If you want to call being off by 40 points a good approximation, go ahead.

They aren't off by 40 points. The IQ charts of the 1e days were different that the modern ones. If you're going to apply today's charts to 1e, then you have to alter the 1e numbers to compensate.
 


The 1e and 2e PHB/DMG also say that int equates to IQ
It is an absolute fact that since 1e, int has equated to real world IQ. In 1e and 2e it says so in the PHB and DMG.
This is false for the 1st ed AD&D PHB and DMG. I've quoted the relevant paragraphs upthread.

They say that INT "is quite similar to" or "roughly corresponds to" IQ, but (i) they don't give any metric for that similarity or rough correspondence, and (ii) they both say that INT also includes/assumes things that IQ doesn't. Similarity to and roughly corresponding to are not identical to or synonyms of equals or even uniformly correlates with.

The hard cover books may not have been IQ = int x 10, but it was close. The chart in the MM giving the IQ categories for int scores is pretty close to those numbers. The statement in the 1e PHB and DMG that int is roughly equal to modern IQ strongly suggests the x 10 ratio or something very, very close to it.
It doesn't suggest anything of that sort. For all we know, the relevant function could be 50 + INT *5. The only suggestion of *10 is the mention of 80 IQ in the discussion of languages.
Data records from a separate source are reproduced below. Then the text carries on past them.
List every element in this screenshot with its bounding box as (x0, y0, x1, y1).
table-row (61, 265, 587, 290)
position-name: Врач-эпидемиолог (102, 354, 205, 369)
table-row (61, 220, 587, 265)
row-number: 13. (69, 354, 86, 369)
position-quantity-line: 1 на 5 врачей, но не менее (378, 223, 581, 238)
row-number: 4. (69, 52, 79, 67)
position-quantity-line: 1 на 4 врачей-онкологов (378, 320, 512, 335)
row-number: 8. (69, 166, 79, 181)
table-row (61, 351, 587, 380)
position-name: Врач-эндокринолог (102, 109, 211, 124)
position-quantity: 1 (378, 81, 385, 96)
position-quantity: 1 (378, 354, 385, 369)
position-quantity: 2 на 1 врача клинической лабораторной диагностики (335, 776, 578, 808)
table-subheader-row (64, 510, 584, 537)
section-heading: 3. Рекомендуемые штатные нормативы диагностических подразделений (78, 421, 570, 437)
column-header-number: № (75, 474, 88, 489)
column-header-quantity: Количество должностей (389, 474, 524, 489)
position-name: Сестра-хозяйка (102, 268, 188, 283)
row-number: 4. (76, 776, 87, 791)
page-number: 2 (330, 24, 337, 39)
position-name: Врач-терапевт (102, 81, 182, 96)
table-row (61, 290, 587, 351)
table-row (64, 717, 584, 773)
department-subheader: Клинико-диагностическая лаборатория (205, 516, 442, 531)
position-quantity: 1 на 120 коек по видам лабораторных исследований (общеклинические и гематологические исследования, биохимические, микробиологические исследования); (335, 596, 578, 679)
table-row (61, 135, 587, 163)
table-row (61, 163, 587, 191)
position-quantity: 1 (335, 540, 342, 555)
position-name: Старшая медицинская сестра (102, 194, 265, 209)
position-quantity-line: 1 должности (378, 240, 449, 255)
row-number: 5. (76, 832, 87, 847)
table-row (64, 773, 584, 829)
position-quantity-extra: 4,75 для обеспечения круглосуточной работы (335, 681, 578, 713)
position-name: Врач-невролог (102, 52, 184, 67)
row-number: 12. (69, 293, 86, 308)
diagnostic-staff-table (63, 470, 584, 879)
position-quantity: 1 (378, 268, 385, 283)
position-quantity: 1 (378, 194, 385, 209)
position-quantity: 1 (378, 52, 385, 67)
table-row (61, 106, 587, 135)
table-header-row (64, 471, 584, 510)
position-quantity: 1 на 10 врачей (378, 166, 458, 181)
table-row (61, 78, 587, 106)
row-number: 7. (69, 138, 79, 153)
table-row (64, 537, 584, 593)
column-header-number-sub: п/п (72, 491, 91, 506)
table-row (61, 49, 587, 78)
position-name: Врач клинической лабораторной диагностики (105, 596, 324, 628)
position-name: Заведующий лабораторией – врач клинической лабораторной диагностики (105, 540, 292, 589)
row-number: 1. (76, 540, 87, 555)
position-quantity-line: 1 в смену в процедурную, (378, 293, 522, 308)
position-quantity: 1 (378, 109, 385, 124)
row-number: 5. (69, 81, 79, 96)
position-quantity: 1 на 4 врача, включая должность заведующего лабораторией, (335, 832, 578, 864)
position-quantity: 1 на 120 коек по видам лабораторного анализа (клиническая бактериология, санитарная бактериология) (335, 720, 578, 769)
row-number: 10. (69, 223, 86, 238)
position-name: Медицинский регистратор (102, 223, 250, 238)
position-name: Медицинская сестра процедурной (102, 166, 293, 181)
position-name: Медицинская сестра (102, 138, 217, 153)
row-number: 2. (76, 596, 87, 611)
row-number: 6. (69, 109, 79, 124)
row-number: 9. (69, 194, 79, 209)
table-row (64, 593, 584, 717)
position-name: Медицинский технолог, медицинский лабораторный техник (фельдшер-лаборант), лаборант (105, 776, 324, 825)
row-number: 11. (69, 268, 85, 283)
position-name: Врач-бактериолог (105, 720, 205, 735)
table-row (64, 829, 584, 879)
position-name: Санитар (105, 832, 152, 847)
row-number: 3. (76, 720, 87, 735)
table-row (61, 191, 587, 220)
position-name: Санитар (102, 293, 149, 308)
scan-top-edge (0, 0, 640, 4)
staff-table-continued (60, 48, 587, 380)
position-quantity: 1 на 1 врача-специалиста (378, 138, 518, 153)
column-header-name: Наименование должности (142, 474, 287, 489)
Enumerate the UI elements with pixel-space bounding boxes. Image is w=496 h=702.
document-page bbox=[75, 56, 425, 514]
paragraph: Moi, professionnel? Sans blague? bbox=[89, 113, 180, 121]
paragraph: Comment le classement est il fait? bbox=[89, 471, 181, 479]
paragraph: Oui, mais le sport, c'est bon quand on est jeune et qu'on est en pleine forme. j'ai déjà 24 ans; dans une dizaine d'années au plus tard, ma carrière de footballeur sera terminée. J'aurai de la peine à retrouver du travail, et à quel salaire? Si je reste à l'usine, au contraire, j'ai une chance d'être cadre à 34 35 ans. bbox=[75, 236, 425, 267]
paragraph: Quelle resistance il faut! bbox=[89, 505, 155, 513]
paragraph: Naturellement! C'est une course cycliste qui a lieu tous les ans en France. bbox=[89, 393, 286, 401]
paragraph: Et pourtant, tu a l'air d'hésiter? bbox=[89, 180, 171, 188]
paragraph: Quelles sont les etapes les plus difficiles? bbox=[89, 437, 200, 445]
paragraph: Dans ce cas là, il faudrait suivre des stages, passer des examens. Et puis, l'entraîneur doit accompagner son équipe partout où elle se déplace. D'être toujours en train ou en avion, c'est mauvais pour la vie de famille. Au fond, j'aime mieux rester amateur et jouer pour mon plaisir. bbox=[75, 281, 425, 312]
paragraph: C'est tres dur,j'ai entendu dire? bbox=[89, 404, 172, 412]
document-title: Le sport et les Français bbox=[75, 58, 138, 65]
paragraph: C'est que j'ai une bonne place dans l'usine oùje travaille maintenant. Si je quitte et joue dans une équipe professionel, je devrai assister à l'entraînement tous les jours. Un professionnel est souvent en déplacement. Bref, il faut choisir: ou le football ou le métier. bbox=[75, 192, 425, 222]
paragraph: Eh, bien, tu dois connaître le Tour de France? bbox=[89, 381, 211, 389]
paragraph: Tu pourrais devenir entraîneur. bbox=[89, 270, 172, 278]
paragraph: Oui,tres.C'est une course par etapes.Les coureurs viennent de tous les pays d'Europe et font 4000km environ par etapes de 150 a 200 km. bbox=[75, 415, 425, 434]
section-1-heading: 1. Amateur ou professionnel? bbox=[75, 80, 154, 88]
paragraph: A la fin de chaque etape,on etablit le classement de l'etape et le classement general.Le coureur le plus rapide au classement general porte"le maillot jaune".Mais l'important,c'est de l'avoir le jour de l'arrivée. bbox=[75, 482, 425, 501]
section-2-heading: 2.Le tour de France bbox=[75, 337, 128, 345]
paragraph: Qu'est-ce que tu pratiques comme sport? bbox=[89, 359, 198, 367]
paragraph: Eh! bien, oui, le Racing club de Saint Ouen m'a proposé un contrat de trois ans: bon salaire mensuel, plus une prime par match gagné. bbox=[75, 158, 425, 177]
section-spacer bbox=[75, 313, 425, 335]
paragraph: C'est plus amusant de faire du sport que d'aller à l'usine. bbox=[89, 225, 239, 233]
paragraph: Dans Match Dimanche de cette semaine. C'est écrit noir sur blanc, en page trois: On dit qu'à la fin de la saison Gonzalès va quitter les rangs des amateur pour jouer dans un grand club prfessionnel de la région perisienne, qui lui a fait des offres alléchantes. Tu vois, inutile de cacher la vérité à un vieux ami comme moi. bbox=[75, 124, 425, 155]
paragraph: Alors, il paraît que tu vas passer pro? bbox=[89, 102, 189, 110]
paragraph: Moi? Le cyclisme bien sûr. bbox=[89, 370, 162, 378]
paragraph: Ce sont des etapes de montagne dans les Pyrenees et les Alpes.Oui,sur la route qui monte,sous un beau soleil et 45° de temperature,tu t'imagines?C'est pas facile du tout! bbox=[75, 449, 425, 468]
And you still haven't addressed Moldvay Basic, which has an INT chart which has nothing to say about IQ and is all about literacy and language use.

D&D animals with their D&D stats do not appear in the real world. The addition of AC, hit points and stats renders them entirely game constructs. Only the name and basic appearance remain from the real world.

<snip>

There is no difference between a baboon with a 5 int and a PC with a 5 int. The rules do not support treating int differently for animals
No one is treating INT differently for animals - as for humans, so for them it confers certain bonuses or penalties on checks that involve reasoning, memory etc.

But INT doesn't exhaust cognitive, linguistic etc abilities in 5e. Sufficient proof of this is that (unlike Moldvay Basic and AD&D) language learning is completely divorced from INT.

And the most fundamental issue is this: where, in 1st ed AD&D, do the rules say that having a particular INT score must serve as a limit on a player's action declaration for his/her PC? I don't see that written anywhere. And in the only discussion of roleplaying in the book - which is the closing section on SUCCESSFUL ADVENTURES - Gygax assumes that each player will do his/her best to bring his/her own intelligence to bear upon the game. The notion that playing a character means pretending to have the mental abilities of that character is nowhere to be found in the 1st ed AD&D core rules. (Of course the DMG mentions that principle in many places as applying to the GM, but the GM is not playing NPCs/monsters in the way that players are playing their PCs.)